Capital discipline, policy, and supply chains
The sector has shifted from a period of rapid capital deployment to one in which investors, lenders, and corporate boards are demanding clearer evidence of project-level and portfolio-level returns. Higher costs of capital, more selective equity markets, and inflation in critical components have tightened the economics of projects that were straightforward to finance only a few years ago. Industrial policy, trade measures, and supply chain decisions have at the same time become increasingly central to commercial outcomes. Geopolitical realignment and the renewed focus on energy independence are reshaping policy frameworks across major markets, with manufacturing incentives, regional sourcing requirements, and the management of dependencies on critical components and materials shaping both project economics and longer-term competitive positioning.
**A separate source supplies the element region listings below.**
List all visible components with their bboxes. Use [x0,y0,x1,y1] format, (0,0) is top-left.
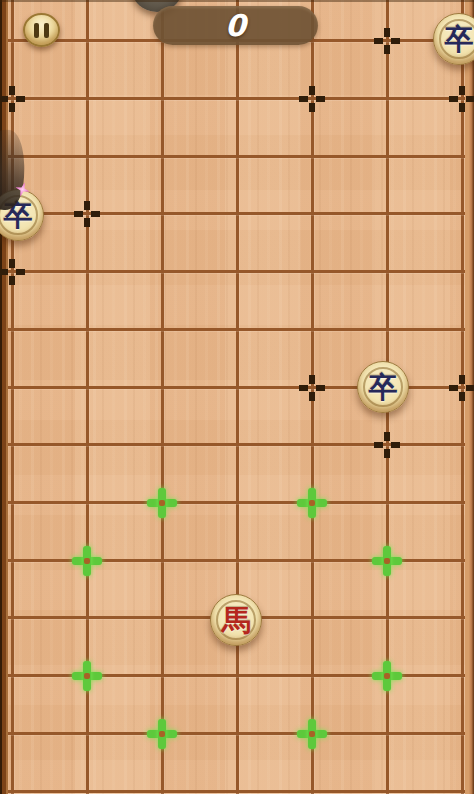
pause-icon [34,23,39,38]
board-point-marker [0,258,26,286]
pause-icon [44,23,49,38]
grid-line-horizontal [3,501,465,504]
piece-glyph: 卒 [445,25,474,54]
board-point-marker [448,85,474,113]
game-screen: 卒卒卒馬 0 [0,0,474,794]
board-point-marker [73,200,101,228]
grid-line-horizontal [3,270,465,273]
move-hint-marker[interactable] [297,719,327,749]
board-point-marker [0,85,26,113]
move-hint-marker[interactable] [72,661,102,691]
piece-glyph: 馬 [222,606,251,635]
move-hint-marker[interactable] [372,546,402,576]
move-hint-marker[interactable] [72,546,102,576]
grid-line-horizontal [3,732,465,735]
board-left-border [0,0,8,794]
piece-black-soldier-1[interactable]: 卒 [433,13,474,65]
piece-glyph: 卒 [369,373,398,402]
grid-line-horizontal [3,97,465,100]
grid-line-horizontal [3,328,465,331]
grid-line-horizontal [3,790,465,793]
board-point-marker [298,85,326,113]
piece-black-soldier-3[interactable]: 卒 [357,361,409,413]
move-hint-marker[interactable] [297,488,327,518]
score-value: 0 [225,8,246,43]
move-hint-marker[interactable] [147,719,177,749]
move-hint-marker[interactable] [372,661,402,691]
grid-line-horizontal [3,155,465,158]
pause-button[interactable] [23,13,60,47]
board-point-marker [448,374,474,402]
board-point-marker [373,27,401,55]
piece-red-horse[interactable]: 馬 [210,594,262,646]
screen-top-shadow [0,0,474,2]
board-point-marker [298,374,326,402]
board-point-marker [373,431,401,459]
score-pill: 0 [153,6,318,45]
move-hint-marker[interactable] [147,488,177,518]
Organizations that integrate policy, supply chain, and capital allocation into a coherent strategy, rather than treating them as separate inputs, are positioning themselves more effectively for the next phase of the market.
Talent, leadership, and what this means for our work
The renewable energy sector demands a leadership profile that has evolved meaningfully from the one required during the rapid-growth phase of the past decade. Executives need to combine deep technical and commercial understanding of specific technologies with the capital discipline, operational rigor, and stakeholder management capabilities that large infrastructure businesses require. Talent is contested not only within the sector but also with adjacent industries including traditional utilities, oil and gas, infrastructure funds, and increasingly the technology sector, which has become a major direct buyer of renewable power. The challenge is further shaped by the need to lead in markets that differ substantially in policy environment, grid maturity, and commercial structure.
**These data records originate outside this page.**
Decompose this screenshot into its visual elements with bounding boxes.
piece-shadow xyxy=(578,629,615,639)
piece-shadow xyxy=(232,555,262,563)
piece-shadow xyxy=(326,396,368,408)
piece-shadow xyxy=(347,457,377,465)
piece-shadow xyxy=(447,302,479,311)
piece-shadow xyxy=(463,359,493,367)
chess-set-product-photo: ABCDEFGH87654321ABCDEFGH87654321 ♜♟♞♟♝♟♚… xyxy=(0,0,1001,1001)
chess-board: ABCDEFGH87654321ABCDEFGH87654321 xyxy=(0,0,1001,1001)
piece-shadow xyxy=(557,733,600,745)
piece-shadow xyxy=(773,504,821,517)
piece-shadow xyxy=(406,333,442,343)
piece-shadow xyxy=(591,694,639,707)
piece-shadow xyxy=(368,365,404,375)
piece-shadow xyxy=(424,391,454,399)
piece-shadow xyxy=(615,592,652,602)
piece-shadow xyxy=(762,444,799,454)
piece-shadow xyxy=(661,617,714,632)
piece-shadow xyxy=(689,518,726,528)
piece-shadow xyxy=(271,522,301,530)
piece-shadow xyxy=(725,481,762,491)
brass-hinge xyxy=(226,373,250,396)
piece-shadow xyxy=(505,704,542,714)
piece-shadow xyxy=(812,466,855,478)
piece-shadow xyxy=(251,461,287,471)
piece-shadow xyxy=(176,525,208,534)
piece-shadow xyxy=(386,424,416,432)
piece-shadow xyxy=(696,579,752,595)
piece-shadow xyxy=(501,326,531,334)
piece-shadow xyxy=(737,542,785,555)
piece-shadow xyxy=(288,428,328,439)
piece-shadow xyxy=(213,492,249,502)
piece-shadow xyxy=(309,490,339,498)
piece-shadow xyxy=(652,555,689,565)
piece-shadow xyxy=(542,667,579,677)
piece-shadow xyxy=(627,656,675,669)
This is where LAG delivers. We connect developers, utilities, independent power producers, equipment manufacturers, and investors with leaders who have a proven track record in developing, building, and operating renewable energy assets at scale, managing complex supply chains, and delivering returns in a more demanding capital environment. When traditional sector talent pools fall short, we look across adjacent industries including utilities, oil and gas, infrastructure, and industrial sectors to find individuals with the right mindset and transferable capabilities. We assess not just experience, but the ability to set strategy, build teams, and execute under pressure. Our approach centers on proven leadership, operational excellence, and cultural fit. No fixation on titles. Only impact.
Outlook
The long-term direction of the renewable energy sector is well established. What is changing is the standard of execution required to succeed within it. The next phase will be defined less by the pace of new development and more by the quality of project selection, operational performance, and capital allocation. The organizations that lead through this phase will be those that combine technological understanding with financial discipline, operational excellence, and the capacity to work effectively with regulators, grid operators, and the communities in which they operate. The lever, as always, is human capability.